By TIOL News Service

CHENNAI, MAR 18, 2015 : THE respondent/assessee is engaged in repacking of goods falling under sub-heading 3819.00 and 3820.00 of the Central Excise Tariff Act, which were received from Indian Oil Corporation, which is a public sector undertaking. IOC supplied Hydraulic Brake Fluid and Servo Kool to the appellant. After repacking, the respondent/assessee is despatching the repacked goods to various depots of IOC as per instructions from IOC. Those raw materials were received in bulk under invoice issued under Rule 52A of the Central Excise Rules, 1944. Along with those raw materials, the assessee received packing materials such as plastic containers of various dimension along with printed cartons for packing those goods. Those packing materials contain logo/emblem of IOC, viz., 'SERVO'. On receipt of the bulk materials, the same is stored in their tanks and, subsequently, refilled in smaller packs as per instructions of IOC. Thereafter, as per the despatch orders issued, the respondent/assessee despatches goods packed in the containers, which are thereafter packed in cartons containing the name of IOC, viz., 'SERVO'.

As per Note 5 of the Tariff 38 inserted by Finance Act, 1997, repacking amounts to manufacture and as a result, the respondent is not eligible for SSI exemption as they are repacking products of IOC with the brand name 'SERVO' belonging to IOC.

Accordingly, the demand was confirmed under extended period with equal penalty under Section 11AC. On appeal, the Tribunal remanded the matter to consider admissibility of CENVAT credit on the raw materials. Consequently, the Adjudicating Authority allowed the CENVAT credit and confirmed the demand with equal penalty under Section 11AC. In the second round, the Tribunal held that extended period under proviso to Section 11A of the Central Excise Act, 1944 cannot be invoked and restricted the demand to normal period. Also penalty under Section 11AC was set aside. Aggrieved by the same, department is in appeal before the High Court.

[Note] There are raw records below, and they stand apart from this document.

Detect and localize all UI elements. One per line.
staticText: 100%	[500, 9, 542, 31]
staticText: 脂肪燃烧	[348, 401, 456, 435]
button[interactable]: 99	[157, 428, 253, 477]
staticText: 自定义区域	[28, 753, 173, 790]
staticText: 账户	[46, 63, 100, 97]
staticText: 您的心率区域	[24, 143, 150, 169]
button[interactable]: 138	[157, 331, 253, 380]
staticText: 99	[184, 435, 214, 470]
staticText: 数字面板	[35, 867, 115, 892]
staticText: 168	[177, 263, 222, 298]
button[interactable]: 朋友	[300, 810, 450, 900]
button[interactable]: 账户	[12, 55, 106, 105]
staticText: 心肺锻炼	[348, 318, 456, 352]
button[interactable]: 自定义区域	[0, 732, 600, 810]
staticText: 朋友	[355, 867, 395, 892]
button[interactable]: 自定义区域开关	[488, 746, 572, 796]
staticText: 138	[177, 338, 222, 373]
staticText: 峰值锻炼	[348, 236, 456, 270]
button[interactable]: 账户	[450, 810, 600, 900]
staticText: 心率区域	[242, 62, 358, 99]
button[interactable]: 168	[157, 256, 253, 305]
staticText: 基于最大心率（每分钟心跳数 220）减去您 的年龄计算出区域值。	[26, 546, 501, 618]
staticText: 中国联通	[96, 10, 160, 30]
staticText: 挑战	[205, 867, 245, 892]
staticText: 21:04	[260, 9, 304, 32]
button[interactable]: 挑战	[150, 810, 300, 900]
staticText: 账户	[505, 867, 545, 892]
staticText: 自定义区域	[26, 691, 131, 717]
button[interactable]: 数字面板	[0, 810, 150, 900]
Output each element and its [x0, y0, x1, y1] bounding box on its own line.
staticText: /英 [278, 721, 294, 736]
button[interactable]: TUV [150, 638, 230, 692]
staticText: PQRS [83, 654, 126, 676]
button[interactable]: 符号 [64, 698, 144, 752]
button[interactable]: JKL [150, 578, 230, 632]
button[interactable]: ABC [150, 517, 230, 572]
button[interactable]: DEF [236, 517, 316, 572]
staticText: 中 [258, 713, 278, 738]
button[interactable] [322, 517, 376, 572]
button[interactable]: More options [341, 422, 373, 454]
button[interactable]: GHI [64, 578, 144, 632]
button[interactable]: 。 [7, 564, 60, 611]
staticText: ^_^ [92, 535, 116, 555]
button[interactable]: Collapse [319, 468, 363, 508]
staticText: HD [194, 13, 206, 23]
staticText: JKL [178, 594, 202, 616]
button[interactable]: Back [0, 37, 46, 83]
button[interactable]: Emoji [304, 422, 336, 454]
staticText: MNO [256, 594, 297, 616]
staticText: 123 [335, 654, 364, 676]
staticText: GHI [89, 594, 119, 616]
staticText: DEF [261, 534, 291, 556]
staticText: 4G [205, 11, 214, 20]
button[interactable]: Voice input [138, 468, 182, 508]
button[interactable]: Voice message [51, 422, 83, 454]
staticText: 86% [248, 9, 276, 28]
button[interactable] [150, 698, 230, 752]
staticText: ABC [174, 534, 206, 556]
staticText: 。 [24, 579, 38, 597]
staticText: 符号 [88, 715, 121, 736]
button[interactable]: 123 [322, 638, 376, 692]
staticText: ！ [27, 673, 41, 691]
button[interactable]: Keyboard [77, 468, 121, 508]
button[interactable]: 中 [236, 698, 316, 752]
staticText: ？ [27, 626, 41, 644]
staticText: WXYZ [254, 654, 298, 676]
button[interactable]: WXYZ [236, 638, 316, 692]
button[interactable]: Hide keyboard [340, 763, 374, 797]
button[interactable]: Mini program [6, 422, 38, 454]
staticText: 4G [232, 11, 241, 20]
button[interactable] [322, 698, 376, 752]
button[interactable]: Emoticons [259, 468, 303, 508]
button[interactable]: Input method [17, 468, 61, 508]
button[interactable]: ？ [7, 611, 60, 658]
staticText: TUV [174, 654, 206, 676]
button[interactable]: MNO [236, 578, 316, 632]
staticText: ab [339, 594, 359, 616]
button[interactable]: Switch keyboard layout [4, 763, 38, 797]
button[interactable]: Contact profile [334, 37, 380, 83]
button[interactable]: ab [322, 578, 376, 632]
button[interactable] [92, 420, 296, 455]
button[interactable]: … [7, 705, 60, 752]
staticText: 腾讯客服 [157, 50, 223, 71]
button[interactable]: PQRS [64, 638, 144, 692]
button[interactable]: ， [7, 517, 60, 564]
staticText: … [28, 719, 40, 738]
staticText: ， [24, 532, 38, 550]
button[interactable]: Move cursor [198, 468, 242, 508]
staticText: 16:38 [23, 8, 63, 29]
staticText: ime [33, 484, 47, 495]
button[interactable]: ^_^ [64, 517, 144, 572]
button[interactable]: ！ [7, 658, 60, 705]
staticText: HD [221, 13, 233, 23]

The respondent did not appear for hearing and on hearing revenue, the High Court held:

In both the adjudication orders, on the first occasion and, thereafter, on remand, there is a specific finding by the Commissioner that only due to ignorance of law, the assessee has not paid the duty. It is trite law that ignorance of law cannot be a ground to avoid tax liability and to allow the appeal.

The element of mens rea is one of the components that will be relevant for the purpose of invoking proviso to Section 11A of the Central Excise Act. In the present case, merely pleading ignorance of law, the assessee cannot wriggle out of the duty liability for the larger period. The Tribunal has been kind enough to remand the matter for de novo adjudication on a claim of Modvat credit and that has been allowed. However, the fact remains that duty liability has to be worked out for the larger period if the ingredients of Section 11A has been made out.

The main ground on which the Tribunal granted the relief being ignorance of law, this Court is of the considered opinion that the said proposition is not acceptable in law. The statement recorded from the persons and the finding of the Commissioner in the earlier and later orders clearly show that it is a case where proviso to Section 11A could be invoked. Therefore, the first question of law is answered against the assessee and in favour of the Revenue.

On the question of penalty under Section 11AC also, the High Court answered the question of law in favour of the revenue by following the ratio of Supreme Court in Union of India V. Dharamendra Textile Processors - 2008-TIOL-192-SC-CX-LB.